The goal of this notebook is to code a decision tree classifier that can be used with the following API:

df = pd.read_csv("data.csv")

train_df, test_df = train_test_split(df, test_size=0.2)
tree = decision_tree_algorithm(train_df)
accuracy = calculate_accuracy(test_df, tree)

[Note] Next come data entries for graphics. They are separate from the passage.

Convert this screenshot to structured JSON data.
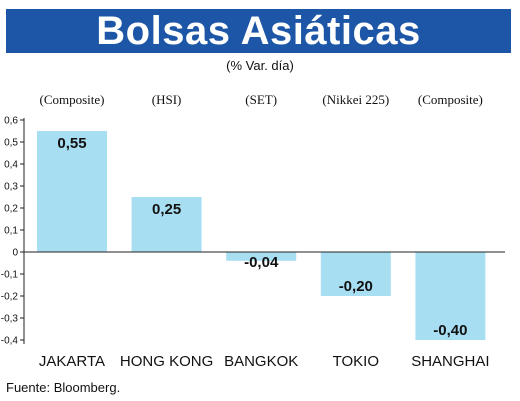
{
  "header": {
    "title": "Bolsas Asiáticas",
    "subtitle": "(% Var. día)",
    "title_bar_color": "#1d56a6"
  },
  "footer": {
    "source": "Fuente: Bloomberg."
  },
  "chart_data": {
    "type": "bar",
    "categories": [
      "JAKARTA",
      "HONG KONG",
      "BANGKOK",
      "TOKIO",
      "SHANGHAI"
    ],
    "index_labels": [
      "(Composite)",
      "(HSI)",
      "(SET)",
      "(Nikkei 225)",
      "(Composite)"
    ],
    "values": [
      0.55,
      0.25,
      -0.04,
      -0.2,
      -0.4
    ],
    "value_labels": [
      "0,55",
      "0,25",
      "-0,04",
      "-0,20",
      "-0,40"
    ],
    "ylim": [
      -0.4,
      0.6
    ],
    "yticks": [
      -0.4,
      -0.3,
      -0.2,
      -0.1,
      0,
      0.1,
      0.2,
      0.3,
      0.4,
      0.5,
      0.6
    ],
    "ytick_labels": [
      "-0,4",
      "-0,3",
      "-0,2",
      "-0,1",
      "0",
      "0,1",
      "0,2",
      "0,3",
      "0,4",
      "0,5",
      "0,6"
    ],
    "bar_color": "#a8def2",
    "grid": false
  }
}
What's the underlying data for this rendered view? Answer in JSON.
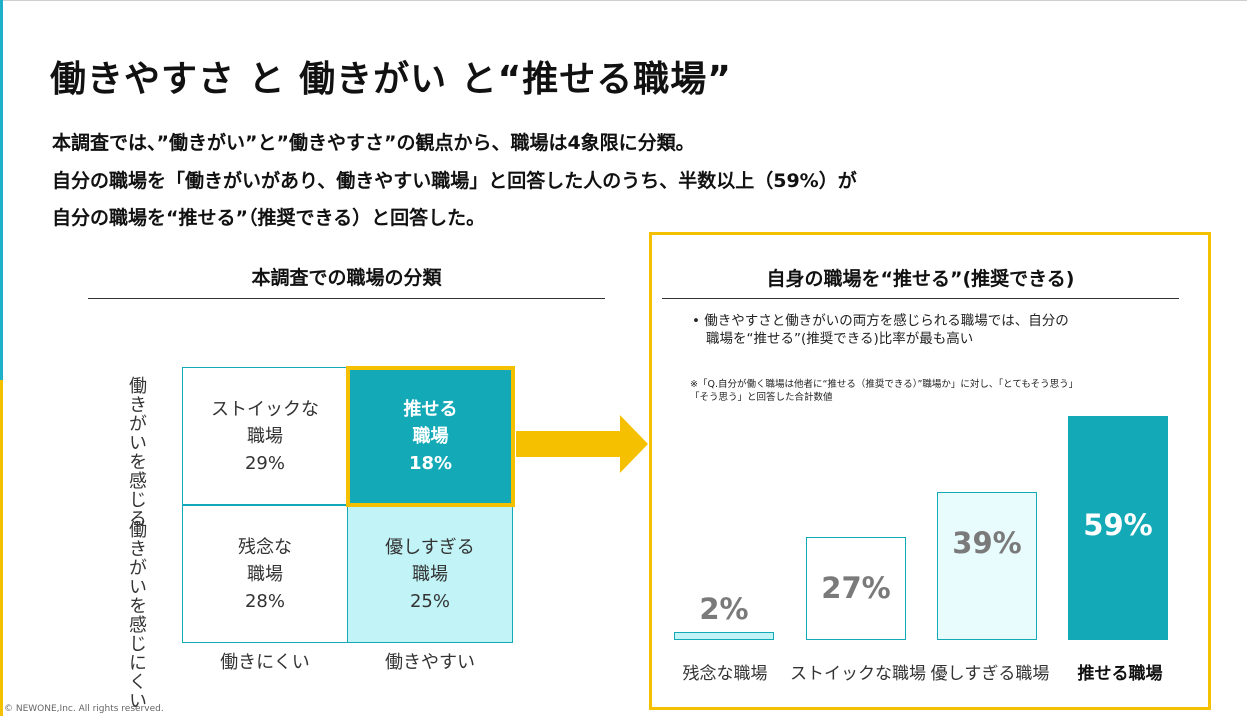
{
  "title": "働きやすさ と 働きがい と“推せる職場”",
  "lead": [
    "本調査では、”働きがい”と”働きやすさ”の観点から、職場は4象限に分類。",
    "自分の職場を「働きがいがあり、働きやすい職場」と回答した人のうち、半数以上（59%）が",
    "自分の職場を“推せる”（推奨できる）と回答した。"
  ],
  "classification": {
    "title": "本調査での職場の分類",
    "quadrants": [
      {
        "name": "ストイックな",
        "name2": "職場",
        "pct": "29%"
      },
      {
        "name": "推せる",
        "name2": "職場",
        "pct": "18%"
      },
      {
        "name": "残念な",
        "name2": "職場",
        "pct": "28%"
      },
      {
        "name": "優しすぎる",
        "name2": "職場",
        "pct": "25%"
      }
    ],
    "y_top": "働きがいを感じる",
    "y_bottom": "働きがいを感じにくい",
    "x_left": "働きにくい",
    "x_right": "働きやすい"
  },
  "panel": {
    "title": "自身の職場を“推せる”(推奨できる)",
    "bullet_1": "•  働きやすさと働きがいの両方を感じられる職場では、自分の",
    "bullet_2": "職場を“推せる”(推奨できる)比率が最も高い",
    "note_1": "※「Q.自分が働く職場は他者に“推せる（推奨できる）”職場か」に対し、「とてもそう思う」",
    "note_2": "「そう思う」と回答した合計数値"
  },
  "chart_data": {
    "type": "bar",
    "title": "自身の職場を“推せる”(推奨できる)",
    "categories": [
      "残念な職場",
      "ストイックな職場",
      "優しすぎる職場",
      "推せる職場"
    ],
    "values": [
      2,
      27,
      39,
      59
    ],
    "value_labels": [
      "2%",
      "27%",
      "39%",
      "59%"
    ],
    "fill_colors": [
      "#c2f4f7",
      "#ffffff",
      "#e8fbfd",
      "#13a9b6"
    ],
    "ylim": [
      0,
      59
    ],
    "grid": false
  },
  "copyright": "© NEWONE,Inc.  All rights reserved.",
  "colors": {
    "teal": "#13a9b6",
    "yellow": "#f5c000",
    "light_teal": "#c2f4f7"
  }
}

The algorithm that is going to be implemented looks like this:

Import Statements

In [1]:
import numpy as np
import pandas as pd

import matplotlib.pyplot as plt
import seaborn as sns

import random
from pprint import pprint
In [2]:
%matplotlib inline
sns.set_style("darkgrid")

Load and Prepare Data

Format of the data

  • the last column of the data frame must contain the label and it must also be called "label"
  • there should be no missing values in the data frame
In [3]:
df = pd.read_csv("../data/Iris.csv")
df = df.drop("Id", axis=1)
df = df.rename(columns={"species": "label"})
In [4]:
df.head()
Out[4]:
sepal_length sepal_width petal_length petal_width label
0 5.1 3.5 1.4 0.2 Iris-setosa
1 4.9 3.0 1.4 0.2 Iris-setosa
2 4.7 3.2 1.3 0.2 Iris-setosa
3 4.6 3.1 1.5 0.2 Iris-setosa
4 5.0 3.6 1.4 0.2 Iris-setosa

Train-Test-Split

In [5]:
def train_test_split(df, test_size):
    
    if isinstance(test_size, float):
        test_size = round(test_size * len(df))

    indices = df.index.tolist()
    test_indices = random.sample(population=indices, k=test_size)

    test_df = df.loc[test_indices]
    train_df = df.drop(test_indices)
    
    return train_df, test_df
In [6]:
random.seed(0)
train_df, test_df = train_test_split(df, test_size=20)
In [ ]: